L’argent n’achète pas tout. Est-ce encore vrai? Depuis plus de 30 ans, le marché s’affranchit de toutes les contraintes. La marchandisation touche des sphères qu’on croyait interdites, comme les valeurs morales et sociales. Quelles sont les limites à imposer aux relations marchandes? C’est le thème du livre passionnant du philosophe américain Michael Sandel, «Ce que l’argent ne saurait acheter»1.
Dans les concerts, dans les parcs d’attractions, les aéroports, on voit de plus en plus souvent des personnes éviter les files d’attente parce qu’elles ont acheté une carte spéciale ou payé plus cher pour passer en priorité. Cette stratégie du coupe-file commence à s’insinuer dans d’autres domaines, plus essentiels comme celui de la santé. On paie plus cher le prix de la consultation si l’on veut obtenir plus rapidement un rendez-vous avec un spécialiste.

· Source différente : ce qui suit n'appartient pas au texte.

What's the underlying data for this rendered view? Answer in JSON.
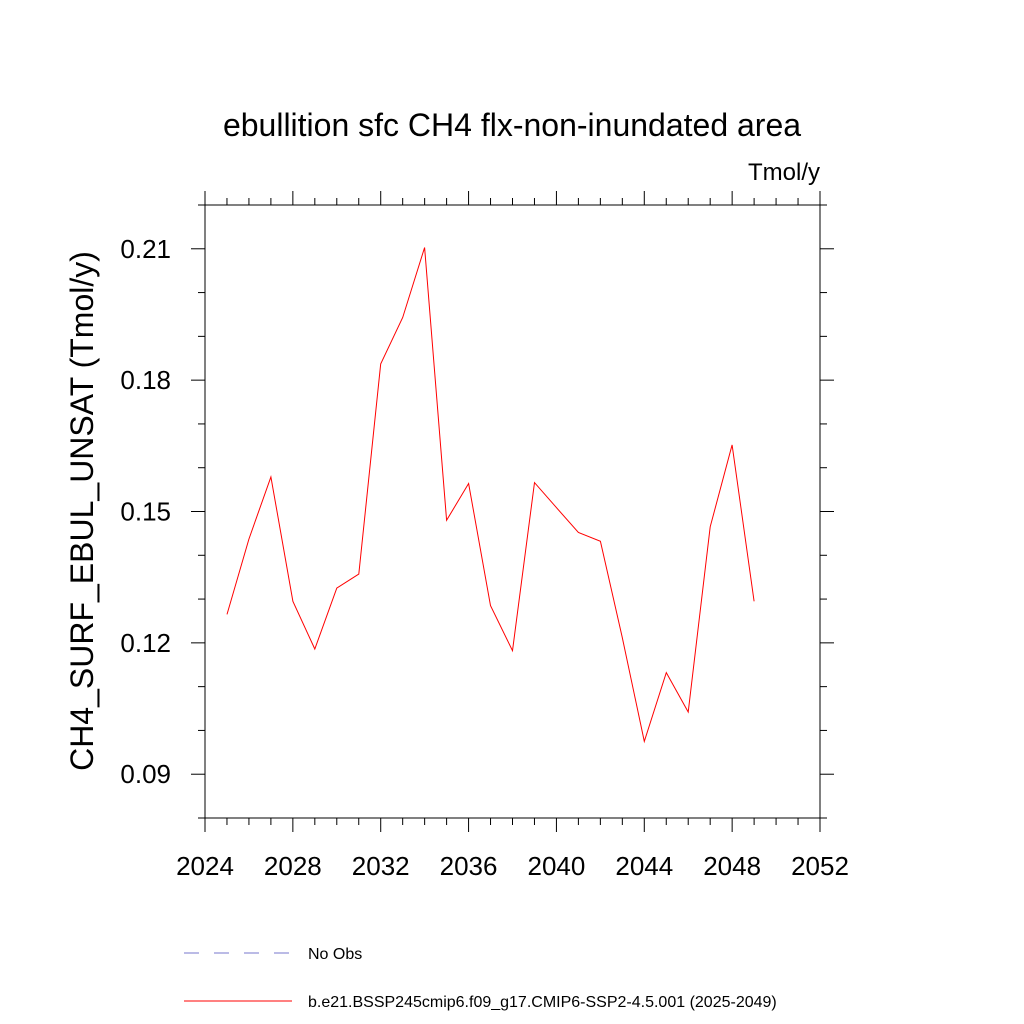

Aux États-Unis, pour 25.000 euros, on gagne le droit prioritaire, absolu et illimité dans le temps d’avoir accès à un médecin à toute heure du jour ou de la nuit. Tout un business des coupe-files s’y est créé. Des sans-abri, des pensionnés sont recrutés pour faire la queue dans les couloirs du Congrès américain lorsque des commissions parlementaires auditionnent les partisans ou les adversaires d’un projet de loi et, plus le sujet est important, plus il est important d’avoir son «siège» pour discuter avec les parlementaires et tenter de les influencer. Cela ne concerne pas que les Etats-Unis : chez nous, la RTBF dénonçait il y a quelques semaines dans son émission « Questions à la une » une pratique très étrange du CHR de la Citadelle, hôpital 100% public, qui proposait une consultation au tarif normal avec un certain délai d’attente et une consultation au double du prix mais à une date beaucoup plus rapprochée.
Certains diront que cela ne pose aucun problème moral car, après tout, c’est le résultat d’un libre choix de la part de chacune des parties. Pour Michael Sandel, cela pose un problème d’équité puisque seuls les plus riches peuvent se payer l’accès à certains droits. Par ailleurs, les valeurs marchandes finissent par contaminer les valeurs non marchandes. Nous savons qu’il est mal de faire du tort aux autres mais, de plus en plus, se vend le droit de le faire. C’est le cas notamment du protocole de Kyoto relatif au marché des droits à polluer qui permet à certains pays d’aller au-delà de leur permis d’émission en payant des pays qui se restreignent ou sont moins développés. Où mettre les limites? Doit-on accepter de payer les élèves, comme le font certaines écoles américaines, pour qu’ils aient de bonnes notes ou qu’ils lisent les livres qu’on leur a demandé de lire? Ou que l’on loue son front pour y tatouer la publicité ou le nom d’une entreprise? Et, dans cette logique du marché roi ne peut-on pas imaginer qu’un jour on puisse se «payer» le prix Nobel de littérature ?
Jusqu’à l’absurde
L’intérêt du livre de Sandel est de montrer les limites de la marchandisation et comment une valeur ou un bien peuvent être corrompus par le seul fait d’être mis sur le marché. Le philosophe cite l’exemple des crèches israéliennes. Des crèches, lassées de voir des parents arriver en retard, avaient décidé de faire payer une amende aux parents retardataires. Que s’est-il passé? Les parents furent plus nombreux à arriver encore plus en retard parce que l’amende a été perçue non comme une sanction morale mais elle a été confondue avec le prix d’un nouveau service. Le service rendu par les puéricultrices en attendant les parents n’avait pas de valeur économique tant qu’il n’avait pas de prix. Lorsqu’il est devenu une somme d’argent à payer, cela a attiré une demande nouvelle. Autre exemple cité par Sandel: les habitants d’un canton suisse étaient 51% à accepter de stocker des déchets radioactifs si c’était présenté comme un devoir civique… mais ils n’étaient plus que 25% si le gouvernement offrait un dédommagement monétaire. L’argent perturbe donc les motivations et au final la marchandisation d’un service peut se révéler contre-productive. Le commerce modifie la nature des biens échangés. Les sous-tire de l’ouvrage est bien : les limites morales du marché.
En faisant l’inventaire des formes les plus aberrantes de la privatisation universelle, le livre de Sandel nous amène à réfléchir sur la gratuité et le rôle de l’argent dans une société démocratique. Il propose de se poser la question de savoir s’il faut « maintenir le marché à sa place » et y répond de manière nuancée, tout en admettant que la valeur d’un bien ne restera pas la même, selon qu’il est fourni par le marché ou un autre canal. Ce qui interroge inévitablement les limites morales du marché.